開玩笑,真當我在玩旮旯給木啊!而且退一萬步來說,禮物和好感度早就刷滿了好不好!
“正常?”
樊天音氣極反笑,伸手點著他的胸口,語氣帶著幾分咬牙切齒,“你還好意思說正常?“”
“細數下來,你都快四妻九妾了!”
“我之所以攔著,就是不想讓昕薇也被你這個花心死人糟蹋!”
她本以為沈昕薇會幡然醒悟,卻沒料到身旁的人突然抬起頭。
眼神堅定得不容置疑,語氣帶著幾分執拗的溫柔:“天音,你不必為我擔心。”
“無論他身邊有多少人,他都是我當年錯過、如今不願再放手的鐘離。”
“能留在他身邊,我心甘情願。”
“你——”樊天音瞬間愣住了,難以置信地看向沈昕薇。
她們自幼相識,情同姐妹,她一直知曉沈昕薇對周離舊情難忘。
卻從未想過,她竟執著到了這般地步,簡直是個實打實的戀愛腦!
再多的道理、再狠的勸阻,在她這份執拗的愛意麵前,都成了無用之功。
想到這兒,樊天音只覺得一股氣堵在胸口,連爭辯的力氣都沒了。
索性轉過身去,背對著二人,胸口微微起伏,顯然是氣得不輕。
周離見狀,眼底掠過一絲得逞的笑意,也不再多言。
他上前一步,不顧樊天音的掙扎與沈昕薇的驚呼。
伸出雙臂,一手一個將二人穩穩扛起,肩頭各扛一人,步履穩健地朝著洞府的方向走去。
“周離!你放我下來!”
樊天音在他肩頭扭動著身子,又氣又急,拳頭輕輕捶打著他的後背,“你這個混蛋,快放開我!”

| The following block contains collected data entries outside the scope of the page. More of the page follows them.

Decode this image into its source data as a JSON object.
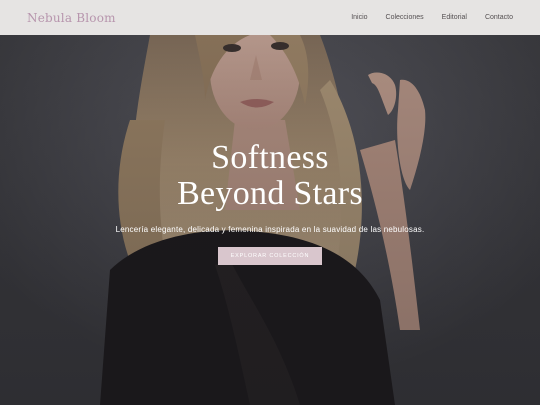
{
  "navbar": {
    "brand": "Nebula Bloom",
    "links": [
      {
        "label": "Inicio"
      },
      {
        "label": "Colecciones"
      },
      {
        "label": "Editorial"
      },
      {
        "label": "Contacto"
      }
    ],
    "background": "#e6e4e3",
    "brand_color": "#b795ad"
  },
  "hero": {
    "title_line1": "Softness",
    "title_line2": "Beyond Stars",
    "subtitle": "Lencería elegante, delicada y femenina inspirada en la suavidad de las nebulosas.",
    "cta_label": "EXPLORAR COLECCIÓN",
    "cta_color": "#d9c6cd",
    "image_subject": "portrait of a woman with long blonde hair in dark top"
  }
}
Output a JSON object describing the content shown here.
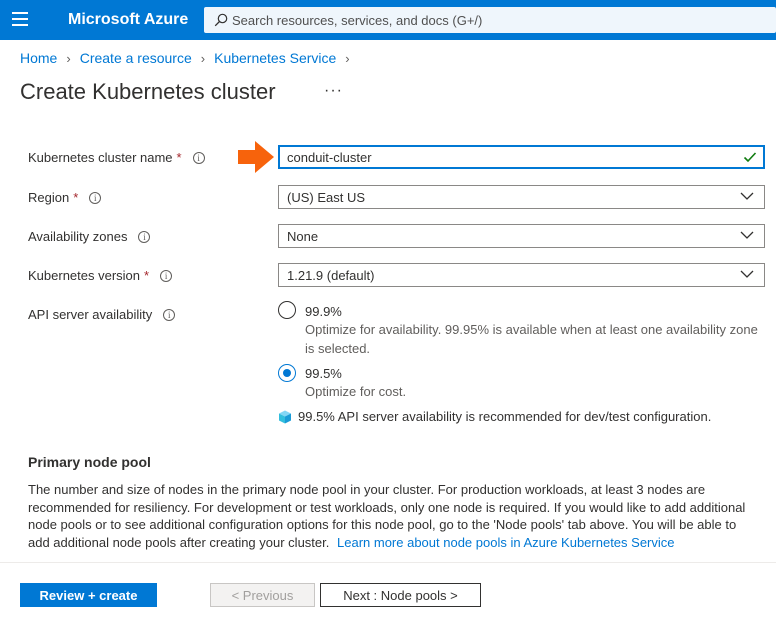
{
  "topbar": {
    "brand": "Microsoft Azure",
    "search_placeholder": "Search resources, services, and docs (G+/)"
  },
  "breadcrumb": [
    "Home",
    "Create a resource",
    "Kubernetes Service"
  ],
  "page_title": "Create Kubernetes cluster",
  "more_label": "···",
  "form": {
    "cluster_name": {
      "label": "Kubernetes cluster name",
      "required": "*",
      "value": "conduit-cluster"
    },
    "region": {
      "label": "Region",
      "required": "*",
      "value": "(US) East US"
    },
    "availability_zones": {
      "label": "Availability zones",
      "value": "None"
    },
    "kubernetes_version": {
      "label": "Kubernetes version",
      "required": "*",
      "value": "1.21.9 (default)"
    },
    "api_server": {
      "label": "API server availability",
      "options": [
        {
          "label": "99.9%",
          "description": "Optimize for availability. 99.95% is available when at least one availability zone is selected.",
          "selected": false
        },
        {
          "label": "99.5%",
          "description": "Optimize for cost.",
          "selected": true
        }
      ],
      "note": "99.5% API server availability is recommended for dev/test configuration."
    }
  },
  "node_pool": {
    "title": "Primary node pool",
    "text": "The number and size of nodes in the primary node pool in your cluster. For production workloads, at least 3 nodes are recommended for resiliency. For development or test workloads, only one node is required. If you would like to add additional node pools or to see additional configuration options for this node pool, go to the 'Node pools' tab above. You will be able to add additional node pools after creating your cluster.",
    "link": "Learn more about node pools in Azure Kubernetes Service"
  },
  "footer": {
    "review_create": "Review + create",
    "previous": "< Previous",
    "next": "Next : Node pools >"
  },
  "colors": {
    "accent": "#0078d4",
    "arrow": "#f7630c",
    "required": "#a4262c",
    "success": "#107c10"
  },
  "icons": [
    "hamburger-icon",
    "search-icon",
    "chevron-right-icon",
    "info-icon",
    "chevron-down-icon",
    "checkmark-icon",
    "arrow-icon",
    "cube-icon"
  ]
}
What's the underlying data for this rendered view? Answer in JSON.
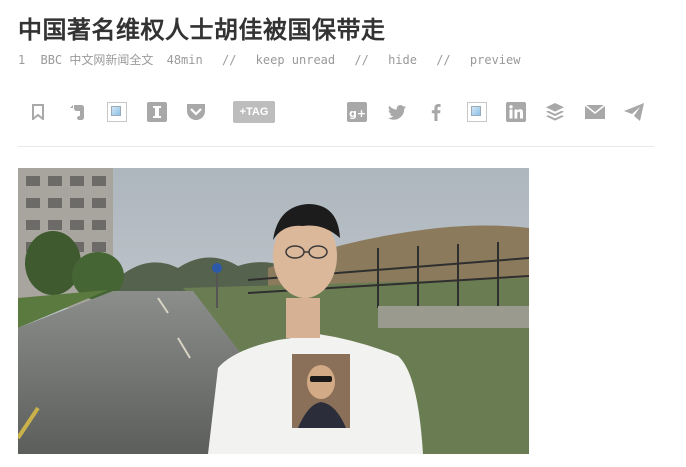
{
  "article": {
    "title": "中国著名维权人士胡佳被国保带走",
    "meta": {
      "count": "1",
      "source": "BBC 中文网新闻全文",
      "age": "48min",
      "sep": "//",
      "keep_unread": "keep unread",
      "hide": "hide",
      "preview": "preview"
    }
  },
  "toolbar": {
    "tag_label": "+TAG",
    "icons": [
      "bookmark-icon",
      "evernote-icon",
      "broken-image-icon",
      "instapaper-icon",
      "pocket-icon",
      "google-plus-icon",
      "twitter-icon",
      "facebook-icon",
      "broken-image-icon",
      "linkedin-icon",
      "buffer-icon",
      "email-icon",
      "send-icon"
    ]
  },
  "colors": {
    "text": "#333333",
    "muted": "#9a9a9a",
    "icon": "#a8a8a8"
  }
}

沈昕薇則要安靜許多,被周離扛在肩頭,臉頰貼著他堅實的脊背。
臉上的紅暈愈發濃重,竟漸漸生出幾分嬌羞與期待,雙手下意識地抓緊了他的衣衫,不再言語。
周離任憑樊天音在肩頭折騰,腳步毫不停歇,語氣帶著幾分戲謔與霸道:“吵甚麼?到了洞府自然放你們下來。”
“既然話都說到這份上了,索性就好好說清楚,省得日後再為此爭執不休。”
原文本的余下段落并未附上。